Let's start with a higher-order idea: we can't efficiently find the best solution for the problem because of two reasons:
- We can't encode all real life considerations into our target function
- Even if we could, the problem will be computationally very hard.
The answer to both of these challenges in the article is to build a number of "good enough" solutions using some very basic target functions (distance) so that people than can decide among them using some other considerations. To make it work we want the solutions to be reasonably close to the best and reasonably versatile. What they do is effectively using "probabilistic greedy algorithm" (I just made up this term now, not sure if there is an official name for that).
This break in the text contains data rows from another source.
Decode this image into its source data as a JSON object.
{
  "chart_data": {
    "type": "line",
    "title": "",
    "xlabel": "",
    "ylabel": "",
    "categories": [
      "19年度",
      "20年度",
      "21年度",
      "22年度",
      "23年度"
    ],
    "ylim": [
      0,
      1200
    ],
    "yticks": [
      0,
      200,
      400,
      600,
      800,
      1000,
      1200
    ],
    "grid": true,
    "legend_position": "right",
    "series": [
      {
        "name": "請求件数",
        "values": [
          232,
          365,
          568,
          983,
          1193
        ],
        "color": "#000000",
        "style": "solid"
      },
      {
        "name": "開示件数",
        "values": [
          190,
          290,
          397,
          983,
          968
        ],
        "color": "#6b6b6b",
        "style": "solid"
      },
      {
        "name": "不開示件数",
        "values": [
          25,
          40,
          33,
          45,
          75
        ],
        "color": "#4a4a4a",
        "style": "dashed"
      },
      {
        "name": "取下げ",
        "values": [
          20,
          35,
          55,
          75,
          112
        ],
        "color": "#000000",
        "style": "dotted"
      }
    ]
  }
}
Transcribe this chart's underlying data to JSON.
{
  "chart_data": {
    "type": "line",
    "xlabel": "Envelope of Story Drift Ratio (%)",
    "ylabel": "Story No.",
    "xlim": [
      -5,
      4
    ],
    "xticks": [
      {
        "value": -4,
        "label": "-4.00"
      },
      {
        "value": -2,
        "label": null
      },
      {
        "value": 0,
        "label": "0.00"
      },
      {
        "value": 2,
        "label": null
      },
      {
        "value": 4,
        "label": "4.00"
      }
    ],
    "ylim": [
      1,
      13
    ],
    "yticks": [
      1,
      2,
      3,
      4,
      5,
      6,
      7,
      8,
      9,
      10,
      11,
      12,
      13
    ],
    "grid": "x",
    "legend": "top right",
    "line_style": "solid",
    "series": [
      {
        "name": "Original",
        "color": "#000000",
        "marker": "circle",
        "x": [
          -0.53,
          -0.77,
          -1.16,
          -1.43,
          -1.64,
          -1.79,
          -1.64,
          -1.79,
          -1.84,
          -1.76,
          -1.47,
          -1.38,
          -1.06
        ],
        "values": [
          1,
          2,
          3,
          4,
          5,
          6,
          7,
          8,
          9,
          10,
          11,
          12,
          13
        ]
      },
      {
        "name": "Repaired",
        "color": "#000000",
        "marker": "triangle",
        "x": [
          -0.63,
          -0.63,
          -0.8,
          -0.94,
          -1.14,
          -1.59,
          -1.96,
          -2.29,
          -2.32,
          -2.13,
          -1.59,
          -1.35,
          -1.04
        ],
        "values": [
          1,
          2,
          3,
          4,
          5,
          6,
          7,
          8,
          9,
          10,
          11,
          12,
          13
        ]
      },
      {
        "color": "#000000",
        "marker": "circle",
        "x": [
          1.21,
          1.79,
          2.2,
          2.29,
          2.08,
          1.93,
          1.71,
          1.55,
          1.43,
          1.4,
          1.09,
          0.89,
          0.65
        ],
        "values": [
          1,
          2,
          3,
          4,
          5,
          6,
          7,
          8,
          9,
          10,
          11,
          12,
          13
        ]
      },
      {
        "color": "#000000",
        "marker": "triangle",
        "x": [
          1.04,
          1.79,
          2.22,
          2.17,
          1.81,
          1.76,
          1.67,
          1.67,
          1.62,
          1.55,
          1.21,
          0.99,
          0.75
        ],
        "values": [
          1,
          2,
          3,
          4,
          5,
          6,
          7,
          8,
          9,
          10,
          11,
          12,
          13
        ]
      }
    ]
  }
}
The idea is that we want to build each set of best roads by adding one road at a time. In a true greedy algorithm at each step we would add just the shortest road among all roads that connect some new blocks. Unfortunately in that way we can get only one solution and also greedy algorithms often work not that well in such a complicated problem (sometimes you need to select a longer road now to win by adding many shorter roads at the end). So what they do instead is:
Generate a set of potentially good candidates for next road: for each not connected yet block generate a few of the shortest roads.
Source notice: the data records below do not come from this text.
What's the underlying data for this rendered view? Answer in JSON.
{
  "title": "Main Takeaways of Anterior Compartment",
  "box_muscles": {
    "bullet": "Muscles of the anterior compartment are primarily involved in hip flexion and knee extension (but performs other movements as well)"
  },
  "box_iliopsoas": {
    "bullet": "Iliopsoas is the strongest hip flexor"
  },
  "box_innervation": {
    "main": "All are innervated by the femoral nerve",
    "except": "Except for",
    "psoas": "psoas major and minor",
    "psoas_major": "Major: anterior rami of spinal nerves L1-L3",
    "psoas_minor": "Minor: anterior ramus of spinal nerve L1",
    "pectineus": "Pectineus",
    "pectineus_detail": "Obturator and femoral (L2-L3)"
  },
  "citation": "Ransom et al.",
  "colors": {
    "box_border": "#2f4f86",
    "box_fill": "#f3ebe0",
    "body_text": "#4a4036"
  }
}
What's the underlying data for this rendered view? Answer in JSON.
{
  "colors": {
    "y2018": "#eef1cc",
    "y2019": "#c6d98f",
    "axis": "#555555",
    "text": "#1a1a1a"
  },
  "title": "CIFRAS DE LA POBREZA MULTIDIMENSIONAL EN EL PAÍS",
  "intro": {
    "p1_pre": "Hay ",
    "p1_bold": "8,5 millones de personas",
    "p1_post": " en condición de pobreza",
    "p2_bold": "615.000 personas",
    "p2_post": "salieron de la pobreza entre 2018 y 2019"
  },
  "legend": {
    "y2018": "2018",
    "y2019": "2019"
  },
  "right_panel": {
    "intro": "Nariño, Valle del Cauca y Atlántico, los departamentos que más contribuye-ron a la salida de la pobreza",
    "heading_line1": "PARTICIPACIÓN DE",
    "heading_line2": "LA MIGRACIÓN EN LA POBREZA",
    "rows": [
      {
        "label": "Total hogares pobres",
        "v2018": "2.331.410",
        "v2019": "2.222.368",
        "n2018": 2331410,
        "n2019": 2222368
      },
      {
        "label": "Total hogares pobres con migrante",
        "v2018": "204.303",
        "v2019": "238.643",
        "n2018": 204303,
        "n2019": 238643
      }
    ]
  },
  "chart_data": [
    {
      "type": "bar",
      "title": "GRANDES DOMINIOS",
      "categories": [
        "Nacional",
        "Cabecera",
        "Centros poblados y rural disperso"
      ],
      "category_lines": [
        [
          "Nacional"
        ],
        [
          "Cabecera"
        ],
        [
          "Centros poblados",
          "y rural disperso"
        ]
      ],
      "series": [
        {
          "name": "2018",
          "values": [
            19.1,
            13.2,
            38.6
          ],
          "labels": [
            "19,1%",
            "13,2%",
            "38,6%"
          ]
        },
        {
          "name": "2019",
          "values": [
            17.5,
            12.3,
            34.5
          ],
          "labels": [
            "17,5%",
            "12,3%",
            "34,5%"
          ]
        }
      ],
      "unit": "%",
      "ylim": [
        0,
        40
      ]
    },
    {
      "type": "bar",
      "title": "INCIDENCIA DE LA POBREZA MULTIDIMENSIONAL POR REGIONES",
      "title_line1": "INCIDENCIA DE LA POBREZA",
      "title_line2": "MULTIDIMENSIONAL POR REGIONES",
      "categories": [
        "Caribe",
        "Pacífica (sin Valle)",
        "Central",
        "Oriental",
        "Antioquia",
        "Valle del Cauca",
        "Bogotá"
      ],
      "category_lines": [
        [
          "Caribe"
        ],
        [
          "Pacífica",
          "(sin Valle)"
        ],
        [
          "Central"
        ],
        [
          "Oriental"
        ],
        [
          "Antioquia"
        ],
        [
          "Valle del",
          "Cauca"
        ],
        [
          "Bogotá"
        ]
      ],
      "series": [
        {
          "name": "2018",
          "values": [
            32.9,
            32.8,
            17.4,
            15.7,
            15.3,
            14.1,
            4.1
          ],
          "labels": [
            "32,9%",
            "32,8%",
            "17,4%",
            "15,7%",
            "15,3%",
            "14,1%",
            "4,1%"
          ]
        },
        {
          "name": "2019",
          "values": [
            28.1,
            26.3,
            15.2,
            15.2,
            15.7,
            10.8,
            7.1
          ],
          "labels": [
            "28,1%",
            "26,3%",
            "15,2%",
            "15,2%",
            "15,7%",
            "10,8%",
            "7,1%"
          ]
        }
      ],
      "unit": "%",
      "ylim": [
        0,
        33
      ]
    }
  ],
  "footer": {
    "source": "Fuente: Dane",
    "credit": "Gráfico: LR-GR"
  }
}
Get a random road from that set of the candidates. But still it is clear that not every candidate is the same and we want to prefer the shorter ones (i.e. pick them more often). To account for that let's add weight to each road that is inversely proportional to its length and then take the weighted average. In practice they use weight Wi = Li^(-n)
for n = 8
. This is a pretty hard filter selecting the shorter paths (if the road is 20% longer it is 4+ times less likely to be picked). So probability of the given road to be taken is
Pi = Wi/Sum(Wj) = Li^(-n)/Sum[Lj^(-n)]
When the road is added you have a new smaller problem so you can repeat all the steps again.